Logical fallacy: Person argues with wrong probability of event, without considering similar events

Question

I know that this is a common error in argumentation that people make, but I don't know if there is a term for it. It's when people argue from an event being remarkable because of its low probability, without considering the probability of having observed any event that's similar enough to the one they just observed to elicit the same reaction. Is there a name for this fallacy?

For example, a player plays a game in which they have three rolls of a six-sided die. They roll a "4" on a d6 for all three rolls. They remark, "wow! The chance of that happening is rare, therefore the probablitity must be the rare probability 1/216. As a deduction:

P1: I have rolled (4,4,4).
P2: Based on my emirical experience, this is rare!
C: Therefore, (4,4,4) occuring in 6^3 events indicates the rare probability 1/216.

In fact, they would have had a similar reaction if any of the digits 1-6 was rolled 3 times in a row, for which the chance is 1 in 36, not 1 in 216. In the extended circumstance, they may even wager on such a persuasive, but falliable reasoning in a game of chance.

The general fallacy is as follows: Suppose there's some class of events, E, of which the specific event e is a member, and all of which would elicit the same response from an observer. The probability of observing any event in E is p, while the probability of specifically observing event e, is q < p. An observer observes event e, and considers it a remarkable coincidence because of the low value of q, when in fact, they should be considering the value of p. Lastly they use a intuitionally fuzzy measure 'rare' which conflates q and p in drawing a conclusion.

Answer 1

Strictly speaking, an error is not necessarily a fallacy, it becomes one only when used to illegitimately support an argument. The observation your person is making isn't a logical fallacy --it isn't even factually wrong. You would have to make it the cornerstone of an argument for it to be a fallacy. What fallacy it would be would depend on how it was used.

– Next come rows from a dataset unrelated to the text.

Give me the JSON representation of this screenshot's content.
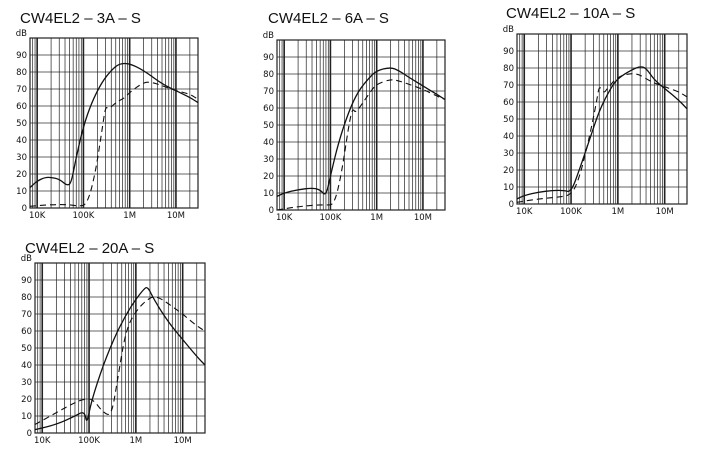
{
  "chart_data": [
    {
      "type": "line",
      "title": "CW4EL2 – 3A – S",
      "x_scale": "log",
      "xlim": [
        7000,
        30000000
      ],
      "ylim": [
        0,
        100
      ],
      "x_tick_labels": [
        {
          "v": 10000,
          "t": "10K"
        },
        {
          "v": 100000,
          "t": "100K"
        },
        {
          "v": 1000000,
          "t": "1M"
        },
        {
          "v": 10000000,
          "t": "10M"
        }
      ],
      "y_axis_unit": "dB",
      "y_tick_labels": [
        "0",
        "10",
        "20",
        "30",
        "40",
        "50",
        "60",
        "70",
        "80",
        "90"
      ],
      "grid": true,
      "series": [
        {
          "style": "solid",
          "points": [
            [
              7000,
              12
            ],
            [
              10000,
              16
            ],
            [
              15000,
              18
            ],
            [
              20000,
              18
            ],
            [
              30000,
              17
            ],
            [
              45000,
              13
            ],
            [
              55000,
              15
            ],
            [
              70000,
              30
            ],
            [
              100000,
              48
            ],
            [
              150000,
              62
            ],
            [
              250000,
              74
            ],
            [
              400000,
              81
            ],
            [
              600000,
              85
            ],
            [
              1000000,
              85
            ],
            [
              2000000,
              81
            ],
            [
              5000000,
              73
            ],
            [
              10000000,
              69
            ],
            [
              20000000,
              65
            ],
            [
              30000000,
              62
            ]
          ]
        },
        {
          "style": "dashed",
          "points": [
            [
              7000,
              1
            ],
            [
              20000,
              2
            ],
            [
              50000,
              2
            ],
            [
              80000,
              1
            ],
            [
              120000,
              2
            ],
            [
              180000,
              20
            ],
            [
              250000,
              45
            ],
            [
              300000,
              60
            ],
            [
              350000,
              58
            ],
            [
              500000,
              62
            ],
            [
              800000,
              65
            ],
            [
              1000000,
              68
            ],
            [
              2000000,
              74
            ],
            [
              3000000,
              74
            ],
            [
              5000000,
              72
            ],
            [
              10000000,
              69
            ],
            [
              20000000,
              67
            ],
            [
              30000000,
              64
            ]
          ]
        }
      ]
    },
    {
      "type": "line",
      "title": "CW4EL2 – 6A – S",
      "x_scale": "log",
      "xlim": [
        7000,
        30000000
      ],
      "ylim": [
        0,
        100
      ],
      "x_tick_labels": [
        {
          "v": 10000,
          "t": "10K"
        },
        {
          "v": 100000,
          "t": "100K"
        },
        {
          "v": 1000000,
          "t": "1M"
        },
        {
          "v": 10000000,
          "t": "10M"
        }
      ],
      "y_axis_unit": "dB",
      "y_tick_labels": [
        "0",
        "10",
        "20",
        "30",
        "40",
        "50",
        "60",
        "70",
        "80",
        "90"
      ],
      "grid": true,
      "series": [
        {
          "style": "solid",
          "points": [
            [
              7000,
              8
            ],
            [
              10000,
              10
            ],
            [
              20000,
              12
            ],
            [
              40000,
              13
            ],
            [
              60000,
              12
            ],
            [
              80000,
              8
            ],
            [
              100000,
              20
            ],
            [
              150000,
              40
            ],
            [
              250000,
              58
            ],
            [
              400000,
              70
            ],
            [
              700000,
              78
            ],
            [
              1000000,
              82
            ],
            [
              2000000,
              84
            ],
            [
              3000000,
              82
            ],
            [
              5000000,
              78
            ],
            [
              10000000,
              73
            ],
            [
              20000000,
              68
            ],
            [
              30000000,
              65
            ]
          ]
        },
        {
          "style": "dashed",
          "points": [
            [
              7000,
              0
            ],
            [
              20000,
              2
            ],
            [
              50000,
              3
            ],
            [
              80000,
              3
            ],
            [
              120000,
              3
            ],
            [
              170000,
              20
            ],
            [
              250000,
              50
            ],
            [
              300000,
              60
            ],
            [
              350000,
              57
            ],
            [
              500000,
              63
            ],
            [
              800000,
              71
            ],
            [
              1000000,
              74
            ],
            [
              2000000,
              77
            ],
            [
              3000000,
              76
            ],
            [
              5000000,
              74
            ],
            [
              10000000,
              71
            ],
            [
              20000000,
              67
            ],
            [
              30000000,
              65
            ]
          ]
        }
      ]
    },
    {
      "type": "line",
      "title": "CW4EL2 – 10A – S",
      "x_scale": "log",
      "xlim": [
        7000,
        30000000
      ],
      "ylim": [
        0,
        100
      ],
      "x_tick_labels": [
        {
          "v": 10000,
          "t": "10K"
        },
        {
          "v": 100000,
          "t": "100K"
        },
        {
          "v": 1000000,
          "t": "1M"
        },
        {
          "v": 10000000,
          "t": "10M"
        }
      ],
      "y_axis_unit": "dB",
      "y_tick_labels": [
        "0",
        "10",
        "20",
        "30",
        "40",
        "50",
        "60",
        "70",
        "80",
        "90"
      ],
      "grid": true,
      "series": [
        {
          "style": "solid",
          "points": [
            [
              7000,
              3
            ],
            [
              10000,
              5
            ],
            [
              20000,
              7
            ],
            [
              40000,
              8
            ],
            [
              70000,
              8
            ],
            [
              100000,
              7
            ],
            [
              150000,
              20
            ],
            [
              250000,
              38
            ],
            [
              400000,
              55
            ],
            [
              700000,
              68
            ],
            [
              1000000,
              74
            ],
            [
              2000000,
              79
            ],
            [
              3000000,
              81
            ],
            [
              4000000,
              80
            ],
            [
              6000000,
              73
            ],
            [
              10000000,
              68
            ],
            [
              20000000,
              61
            ],
            [
              30000000,
              56
            ]
          ]
        },
        {
          "style": "dashed",
          "points": [
            [
              7000,
              1
            ],
            [
              20000,
              3
            ],
            [
              50000,
              4
            ],
            [
              100000,
              5
            ],
            [
              150000,
              15
            ],
            [
              250000,
              40
            ],
            [
              350000,
              60
            ],
            [
              400000,
              70
            ],
            [
              500000,
              65
            ],
            [
              600000,
              68
            ],
            [
              1000000,
              75
            ],
            [
              2000000,
              77
            ],
            [
              3000000,
              76
            ],
            [
              5000000,
              72
            ],
            [
              10000000,
              69
            ],
            [
              20000000,
              66
            ],
            [
              30000000,
              63
            ]
          ]
        }
      ]
    },
    {
      "type": "line",
      "title": "CW4EL2 – 20A – S",
      "x_scale": "log",
      "xlim": [
        7000,
        30000000
      ],
      "ylim": [
        0,
        100
      ],
      "x_tick_labels": [
        {
          "v": 10000,
          "t": "10K"
        },
        {
          "v": 100000,
          "t": "100K"
        },
        {
          "v": 1000000,
          "t": "1M"
        },
        {
          "v": 10000000,
          "t": "10M"
        }
      ],
      "y_axis_unit": "dB",
      "y_tick_labels": [
        "0",
        "10",
        "20",
        "30",
        "40",
        "50",
        "60",
        "70",
        "80",
        "90"
      ],
      "grid": true,
      "series": [
        {
          "style": "solid",
          "points": [
            [
              7000,
              2
            ],
            [
              20000,
              5
            ],
            [
              50000,
              10
            ],
            [
              80000,
              13
            ],
            [
              90000,
              5
            ],
            [
              110000,
              18
            ],
            [
              200000,
              40
            ],
            [
              400000,
              60
            ],
            [
              800000,
              75
            ],
            [
              1500000,
              85
            ],
            [
              1800000,
              86
            ],
            [
              2500000,
              78
            ],
            [
              5000000,
              65
            ],
            [
              10000000,
              55
            ],
            [
              20000000,
              45
            ],
            [
              30000000,
              40
            ]
          ]
        },
        {
          "style": "dashed",
          "points": [
            [
              7000,
              5
            ],
            [
              20000,
              12
            ],
            [
              50000,
              18
            ],
            [
              80000,
              20
            ],
            [
              120000,
              20
            ],
            [
              200000,
              12
            ],
            [
              300000,
              10
            ],
            [
              400000,
              30
            ],
            [
              600000,
              60
            ],
            [
              1000000,
              72
            ],
            [
              2000000,
              80
            ],
            [
              3000000,
              80
            ],
            [
              5000000,
              76
            ],
            [
              10000000,
              70
            ],
            [
              20000000,
              63
            ],
            [
              30000000,
              60
            ]
          ]
        }
      ]
    }
  ]
}
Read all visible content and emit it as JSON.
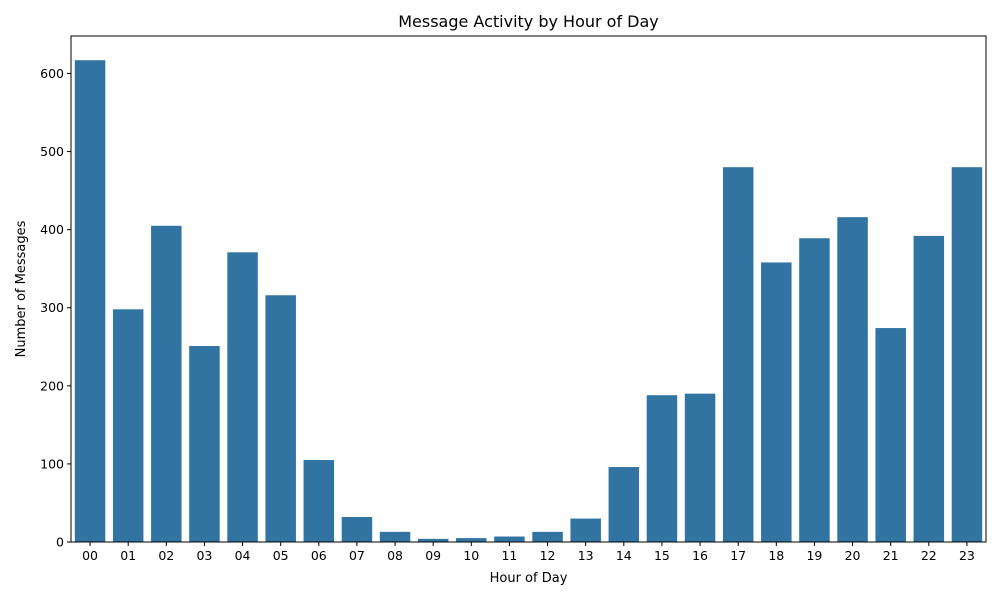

For instance, supposed you would have to use the datum of rolling three "4s" in order to support a conclusion such as "I'm immensely lucky today." In that case, we might call this "cherry picking," which is using only the data that supports your conclusion.

Answer 2

Short Answer

I'm familiar with no precising definition for this persuasive, but erroneous line of thinking that could be used in an argument, however, arguably this is either equivocation of 'rare' or a conflation of the permutational and repetitional aspects of 'rare'.

Long Answer

This seems awfully close to cognitive biases that lead to the gambler's fallacy because we are dealing with a sequence of observations, and drawing a bad conclusion about the probability of the event. Let's instantiate your formalism for clarity:

A person rolls (4,4,4) and thinks, this is very rare, the probability is 1:3^6!

So we have two frames of reference because, first, it's perfectly true that the event has that probability, but, second, if "rare" is defined as any (n,n,n) were n is in the naturals 1 to 6, then there is a second concept at play. Let's examine two predications such that:

S1: (n1, n2, n3) where a single permutation is subsumed under 'rare'.
S2: (n,n,n) in the singular repetition of the element is subsumed under 'rare'

Is either statement counterintuitive or contradictory to general usage? No. For ease, let's define S1 as a 'permutational rarity', and S2 'repitional rarity' So, due to the inherent ambiguity of rare, we are calling both permutational AND repetitional rarity 'rare'. Now, what fallacy do we commit when used in support of an argumentation persuasively when we bungle a identical string in reference to two distinct concepts?

Well, if we were to say 'average' intending 'geometric mean' instead of it's arithmetic sibling, this clearly would be the fallacy of equivocation. But why shouldn't we consider this a conflation of probabilistic concepts, after all, we are confusing, two distinct definiens. As I can find no source that speaks to the nature of distinction between conflation and equivocation, I leave the OP to speculate.